Wednesday, June 12, 2019

Oberlin Gets Schooled

As you may have seen, Oberlin College (a private liberal arts school in northeast Ohio) was recently successfully sued for trying very hard to put a local bakery out of business:

"A jury has awarded Gibson’s Bakery and its owners $11 million in compensatory damages against Oberlin College, for libel, intentional interference with business, and intentional infliction of emotional distress."

So how did this come about? Well, a couple years ago some yutes ... er ... underage Oberlin students tried to buy adult beverages, and when they failed to produce proper ID, decided to just help themselves. Even though they were arrested and eventually pled guilty, the college bureauweenies decided that this was obviously racially motivated by the shop's owners, and proceeded to act accordingly:

By passing out fliers accusing the business of racism, and urging customers to take their business elsewhere (the flyers helpfully included suggestions as to alternate merchants, aka competitors). In fact, at least one administrator was actively handing out these flyers.

The store sued the college, and has won a judgment of $11 million; yesterday saw the start of a hearing for an additional 22 million in punitive damages.

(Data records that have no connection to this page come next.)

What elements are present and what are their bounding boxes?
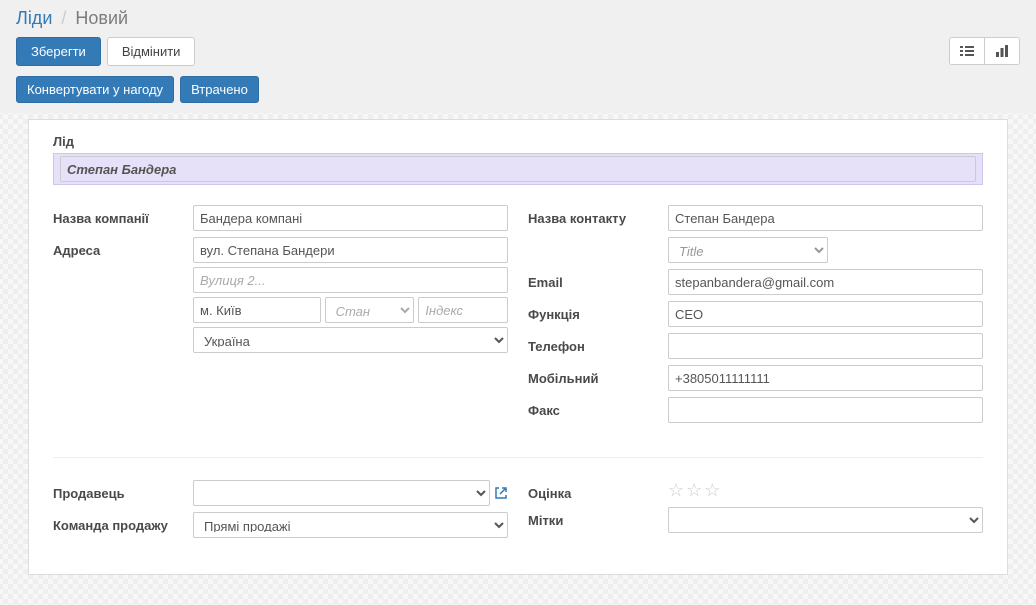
fax-label: Факс — [528, 397, 668, 418]
phone-label: Телефон — [528, 333, 668, 354]
rating-label: Оцінка — [528, 480, 668, 501]
address-label: Адреса — [53, 237, 193, 258]
email-input[interactable] — [668, 269, 983, 295]
fax-input[interactable] — [668, 397, 983, 423]
city-input[interactable] — [193, 297, 321, 323]
function-label: Функція — [528, 301, 668, 322]
convert-button[interactable]: Конвертувати у нагоду — [16, 76, 174, 103]
mobile-label: Мобільний — [528, 365, 668, 386]
company-input[interactable] — [193, 205, 508, 231]
breadcrumb-current: Новий — [75, 8, 128, 28]
external-link-icon[interactable] — [494, 486, 508, 500]
team-label: Команда продажу — [53, 512, 193, 533]
title-select[interactable]: Title — [668, 237, 828, 263]
street2-input[interactable] — [193, 267, 508, 293]
seller-label: Продавець — [53, 480, 193, 501]
seller-select[interactable] — [193, 480, 490, 506]
lead-label: Лід — [53, 134, 983, 149]
title-spacer — [528, 237, 668, 243]
bar-chart-icon — [995, 44, 1009, 58]
email-label: Email — [528, 269, 668, 290]
breadcrumb-parent[interactable]: Ліди — [16, 8, 52, 28]
contact-input[interactable] — [668, 205, 983, 231]
form-sheet: Лід Назва компанії Адреса — [28, 119, 1008, 575]
save-button[interactable]: Зберегти — [16, 37, 101, 66]
country-select[interactable]: Україна — [193, 327, 508, 353]
breadcrumb-sep: / — [61, 8, 66, 28]
contact-label: Назва контакту — [528, 205, 668, 226]
star-icon[interactable]: ☆ — [704, 480, 720, 501]
view-switcher — [949, 37, 1020, 65]
function-input[interactable] — [668, 301, 983, 327]
company-label: Назва компанії — [53, 205, 193, 226]
lead-name-input[interactable] — [60, 156, 976, 182]
rating-stars[interactable]: ☆ ☆ ☆ — [668, 480, 983, 501]
tags-label: Мітки — [528, 507, 668, 528]
tags-select[interactable] — [668, 507, 983, 533]
phone-input[interactable] — [668, 333, 983, 359]
chart-view-button[interactable] — [985, 38, 1019, 64]
list-view-button[interactable] — [950, 38, 985, 64]
breadcrumb: Ліди / Новий — [16, 8, 1020, 29]
discard-button[interactable]: Відмінити — [107, 37, 196, 66]
star-icon[interactable]: ☆ — [686, 480, 702, 501]
state-select[interactable]: Стан — [325, 297, 415, 323]
mobile-input[interactable] — [668, 365, 983, 391]
street1-input[interactable] — [193, 237, 508, 263]
list-icon — [960, 44, 974, 58]
zip-input[interactable] — [418, 297, 508, 323]
star-icon[interactable]: ☆ — [668, 480, 684, 501]
lost-button[interactable]: Втрачено — [180, 76, 259, 103]
team-select[interactable]: Прямі продажі — [193, 512, 508, 538]
section-separator — [53, 457, 983, 458]
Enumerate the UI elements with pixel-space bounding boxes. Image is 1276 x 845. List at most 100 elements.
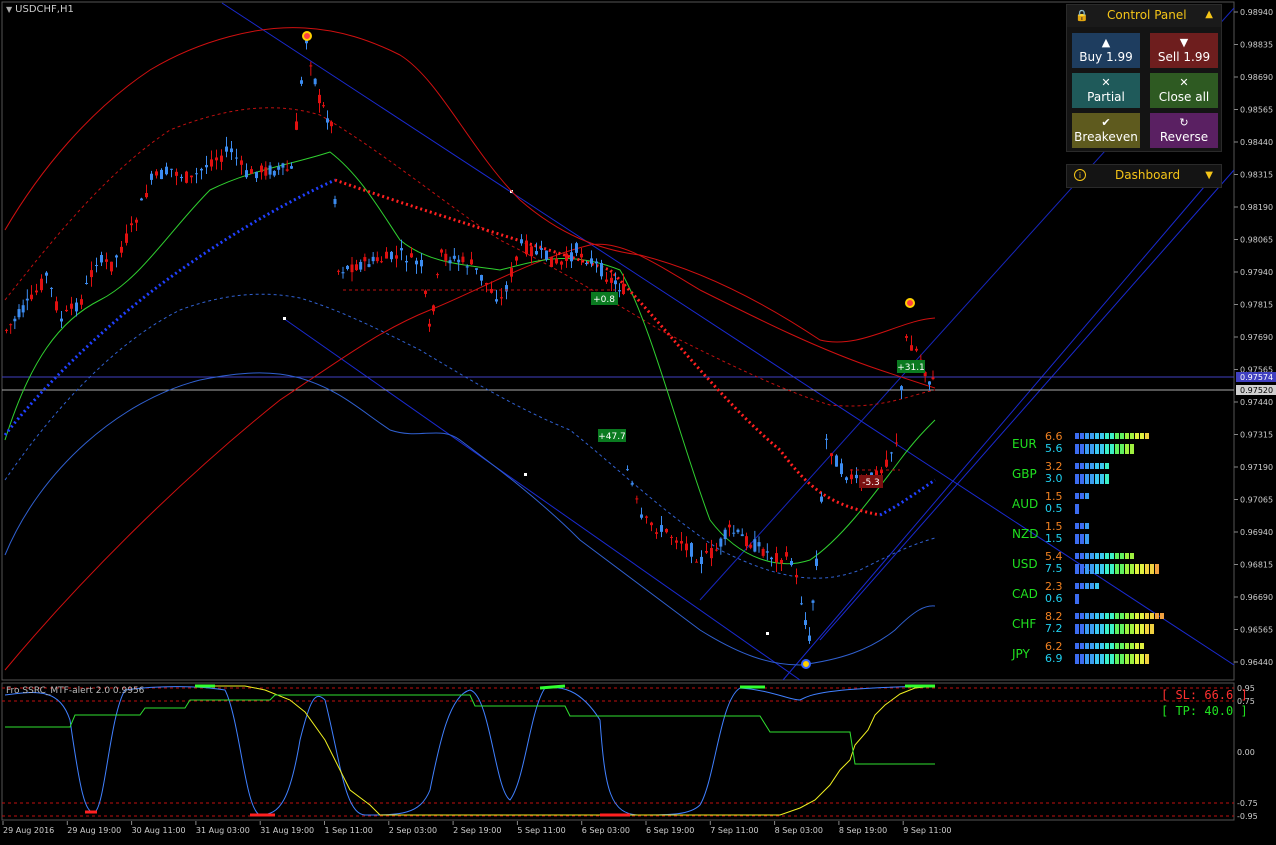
time-tick: 2 Sep 03:00 bbox=[389, 826, 437, 835]
candle-body bbox=[245, 170, 248, 178]
candle-body bbox=[85, 282, 88, 284]
strength-bar bbox=[1125, 433, 1129, 439]
candle-body bbox=[745, 536, 748, 547]
strength-bar bbox=[1085, 564, 1089, 574]
reverse-label: Reverse bbox=[1159, 130, 1209, 144]
strength-bar bbox=[1115, 613, 1119, 619]
candle-body bbox=[520, 239, 523, 244]
strength-bar bbox=[1140, 654, 1144, 664]
currency-label: NZD bbox=[1012, 527, 1039, 541]
candle-body bbox=[390, 251, 393, 260]
candle-body bbox=[264, 167, 268, 176]
strength-bar bbox=[1155, 564, 1159, 574]
collapse-icon[interactable]: ▲ bbox=[1205, 9, 1213, 20]
upper-band bbox=[4, 27, 936, 343]
strength-bar bbox=[1080, 474, 1084, 484]
strength-bar bbox=[1095, 613, 1099, 619]
candle-body bbox=[530, 246, 533, 257]
buy-button[interactable]: ▲ Buy 1.99 bbox=[1072, 33, 1140, 68]
strength-bar bbox=[1095, 564, 1099, 574]
candle-body bbox=[555, 258, 558, 264]
candle-body bbox=[815, 558, 818, 566]
close-icon: ✕ bbox=[1101, 76, 1111, 89]
strength-bar bbox=[1085, 534, 1089, 544]
strength-bar bbox=[1075, 643, 1079, 649]
candle-body bbox=[575, 243, 578, 253]
tp-label: [ TP: 40.0 ] bbox=[1161, 704, 1248, 718]
main-chart-frame bbox=[1, 1, 1235, 681]
strength-bar bbox=[1145, 564, 1149, 574]
control-panel-header[interactable]: 🔒 Control Panel ▲ bbox=[1067, 5, 1221, 27]
candle-body bbox=[510, 267, 513, 277]
candle-body bbox=[375, 257, 379, 262]
strength-bar bbox=[1080, 444, 1084, 454]
dashboard-toggle[interactable]: i Dashboard ▼ bbox=[1066, 164, 1222, 188]
time-tick: 8 Sep 19:00 bbox=[839, 826, 887, 835]
strength-bar bbox=[1085, 463, 1089, 469]
reverse-icon: ↻ bbox=[1179, 116, 1189, 129]
strength-bar bbox=[1140, 433, 1144, 439]
midline-dots-blue-2 bbox=[879, 478, 936, 517]
candle-body bbox=[17, 309, 21, 318]
partial-button[interactable]: ✕ Partial bbox=[1072, 73, 1140, 108]
strength-bar bbox=[1080, 523, 1084, 529]
candle-body bbox=[895, 442, 898, 444]
current-price-text: 0.97520 bbox=[1240, 386, 1273, 395]
candle-body bbox=[749, 544, 753, 548]
strength-bar bbox=[1075, 474, 1079, 484]
candle-body bbox=[424, 290, 427, 294]
candle-body bbox=[452, 255, 456, 259]
sl-label: [ SL: 66.6 ] bbox=[1161, 688, 1248, 702]
candle-body bbox=[322, 105, 325, 107]
candle-body bbox=[432, 305, 435, 312]
candle-body bbox=[626, 469, 629, 471]
chart-window[interactable]: +0.8 +47.7 +31.1 -5.3 0.98940 0.98835 0.98… bbox=[0, 0, 1276, 841]
candle-body bbox=[845, 477, 848, 481]
strength-row: USD 5.4 7.5 bbox=[1010, 550, 1210, 578]
strength-bar bbox=[1130, 654, 1134, 664]
strength-bar bbox=[1095, 433, 1099, 439]
strength-bar bbox=[1140, 613, 1144, 619]
dropdown-arrow-icon[interactable]: ▼ bbox=[6, 5, 12, 14]
strength-bar bbox=[1110, 643, 1114, 649]
strength-row: CHF 8.2 7.2 bbox=[1010, 610, 1210, 638]
sell-button[interactable]: ▼ Sell 1.99 bbox=[1150, 33, 1218, 68]
close-all-button[interactable]: ✕ Close all bbox=[1150, 73, 1218, 108]
strength-bar bbox=[1135, 433, 1139, 439]
trend-yellow bbox=[210, 685, 936, 816]
strength-bar bbox=[1105, 463, 1109, 469]
control-panel-title: Control Panel bbox=[1107, 8, 1187, 22]
candle-body bbox=[290, 166, 293, 169]
sub-axis-tick: -0.75 bbox=[1237, 799, 1258, 808]
candle-body bbox=[931, 377, 935, 380]
arrow-down-icon: ▼ bbox=[1179, 36, 1189, 49]
candle-body bbox=[170, 168, 173, 170]
strength-bar bbox=[1125, 553, 1129, 559]
strength-bar bbox=[1080, 583, 1084, 589]
candle-body bbox=[600, 263, 603, 277]
strength-bar bbox=[1120, 643, 1124, 649]
candle-body bbox=[550, 257, 553, 267]
candle-body bbox=[723, 529, 727, 540]
candle-body bbox=[240, 160, 243, 165]
strength-bar bbox=[1135, 624, 1139, 634]
strength-bar bbox=[1110, 624, 1114, 634]
strength-bar bbox=[1150, 613, 1154, 619]
trade-tag: +0.8 bbox=[591, 292, 618, 305]
candle-body bbox=[444, 253, 448, 261]
candle-body bbox=[630, 483, 634, 485]
candle-body bbox=[840, 463, 843, 475]
candle-body bbox=[428, 323, 431, 327]
breakeven-button[interactable]: ✔ Breakeven bbox=[1072, 113, 1140, 148]
strength-bar bbox=[1080, 643, 1084, 649]
time-tick: 1 Sep 11:00 bbox=[325, 826, 373, 835]
candle-body bbox=[190, 175, 193, 178]
candle-body bbox=[75, 302, 78, 312]
candle-body bbox=[272, 170, 276, 176]
reverse-button[interactable]: ↻ Reverse bbox=[1150, 113, 1218, 148]
candle-body bbox=[690, 543, 693, 557]
strength-bar bbox=[1075, 553, 1079, 559]
time-tick: 31 Aug 19:00 bbox=[260, 826, 314, 835]
strength-row: GBP 3.2 3.0 bbox=[1010, 460, 1210, 488]
candle-body bbox=[905, 336, 908, 338]
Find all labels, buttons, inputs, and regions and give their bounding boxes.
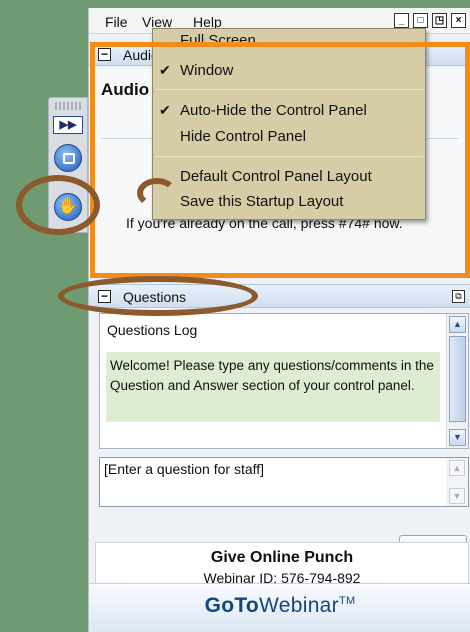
gotowebinar-logo: GoToWebinarTM: [89, 594, 470, 618]
highlight-box: [90, 42, 470, 278]
logo-tm: TM: [338, 595, 356, 607]
question-input-box[interactable]: ▲ ▼: [99, 457, 469, 507]
scroll-down-icon[interactable]: ▼: [449, 429, 466, 446]
logo-goto: GoTo: [204, 594, 260, 617]
hand-annotation-ring: [16, 175, 100, 235]
square-icon: [63, 153, 75, 164]
menu-file[interactable]: File: [105, 14, 128, 30]
close-button[interactable]: ×: [451, 13, 466, 28]
questions-log-scrollbar[interactable]: ▲ ▼: [446, 314, 468, 448]
welcome-message: Welcome! Please type any questions/comme…: [106, 352, 440, 422]
brand-footer: GoToWebinarTM: [89, 583, 470, 632]
questions-log: Questions Log Welcome! Please type any q…: [99, 313, 469, 449]
scroll-up-icon[interactable]: ▲: [449, 460, 465, 476]
screen-view-button[interactable]: [54, 144, 82, 172]
logo-webinar: Webinar: [259, 594, 339, 617]
scroll-thumb[interactable]: [449, 336, 466, 422]
scroll-up-icon[interactable]: ▲: [449, 316, 466, 333]
restore-button[interactable]: ◳: [432, 13, 447, 28]
maximize-button[interactable]: □: [413, 13, 428, 28]
audio-annotation-ring: [137, 178, 177, 208]
questions-annotation-ring: [58, 276, 258, 316]
question-input[interactable]: [104, 461, 434, 477]
grip-dots[interactable]: [55, 102, 81, 110]
scroll-down-icon[interactable]: ▼: [449, 488, 465, 504]
expand-panel-button[interactable]: ▶▶: [53, 116, 83, 134]
question-input-scrollbar[interactable]: ▲ ▼: [446, 458, 468, 506]
minimize-button[interactable]: _: [394, 13, 409, 28]
questions-log-title: Questions Log: [107, 322, 198, 338]
webinar-name: Give Online Punch: [210, 549, 354, 566]
popout-icon[interactable]: ⧉: [452, 290, 465, 303]
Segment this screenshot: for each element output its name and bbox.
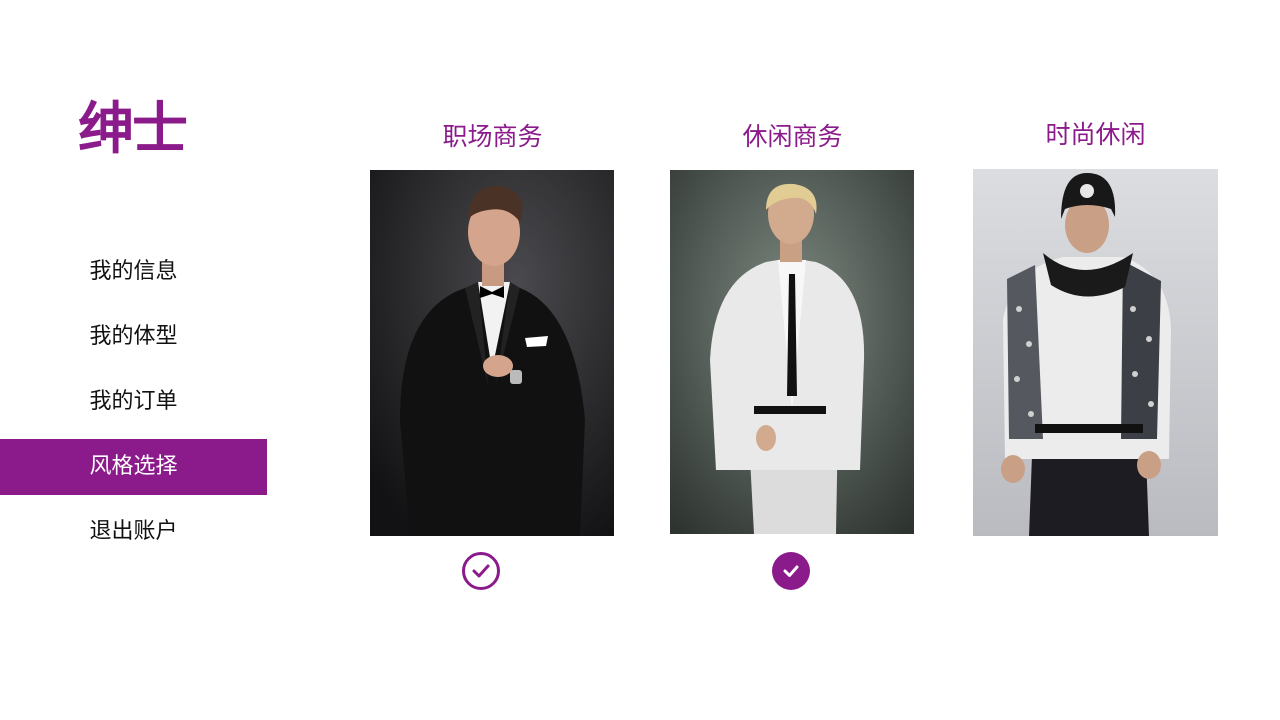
- check-icon: [783, 565, 799, 577]
- style-check-business[interactable]: [462, 552, 500, 590]
- brand-logo: 绅士: [78, 97, 188, 162]
- style-title-business: 职场商务: [442, 122, 543, 151]
- menu-item-my-orders[interactable]: 我的订单: [0, 374, 267, 430]
- man-white-suit-icon: [670, 170, 914, 534]
- menu-item-style-select[interactable]: 风格选择: [0, 439, 267, 495]
- style-title-fashion-casual: 时尚休闲: [1045, 120, 1146, 149]
- menu-item-my-body[interactable]: 我的体型: [0, 309, 267, 365]
- menu-item-my-info[interactable]: 我的信息: [0, 244, 267, 300]
- style-photo-casual-business[interactable]: [670, 170, 914, 534]
- check-icon: [472, 564, 490, 578]
- style-photo-fashion-casual[interactable]: [973, 169, 1218, 536]
- man-beanie-scarf-icon: [973, 169, 1218, 536]
- style-title-casual-business: 休闲商务: [742, 122, 843, 151]
- menu-item-logout[interactable]: 退出账户: [0, 504, 267, 560]
- style-check-casual-business[interactable]: [772, 552, 810, 590]
- side-menu: 我的信息 我的体型 我的订单 风格选择 退出账户: [0, 244, 267, 569]
- man-black-tuxedo-icon: [370, 170, 614, 536]
- style-photo-business[interactable]: [370, 170, 614, 536]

Okay, that's very interesting, Henry, but what the heck does it have to do with insurance?

I'm so glad you asked.

Turns out, at least one of the school's insurance carriers is likely to deny coverage:

"[I]t appears that the insurer, Lexington Insurance Company, is likely to disclaim coverage for the intentional torts which gave rise to the verdict."

Lexington had issued a commercial liability umbrella policy, which (as is typical of these plans), "does not provide coverage for “bodily injury” or “property damage” intentionally caused by defendants."

Think of it like this:

As we've pointed put before, one's homeowner’s policy is unlikely to cover the shooting of someone, even if that shooting was entirely lawful. It's that whole "intentional act" issue. And, as our guru of P&C Bill M points out, it doesn’t get more "intentional" than having your vice president and dean of students deliberately undermining a local establishment while calling its owners racist.

Bill also pointed out that coverage for the (expected) punitive damages may be in doubt, as well, since these are generally excluded.

R'unh r'oh.

Bill and I were also curious about the underlying coverage, which was not through Lexington, but by the "College Risk Retention Group, Inc. (“CRRG”) and an Educator’s Liability policy issued by United Educators (“UE”)."

Turns out, CRRG is "a privately held company in Burlington, VT and is a Single Location business."

How enlightening.

And what about UE?

Well, they provide "liability insurance and risk management services to more than 1,600 members representing schools, colleges, and universities throughout the United States."

No word yet on whether that includes intentionally sabotaging a local business.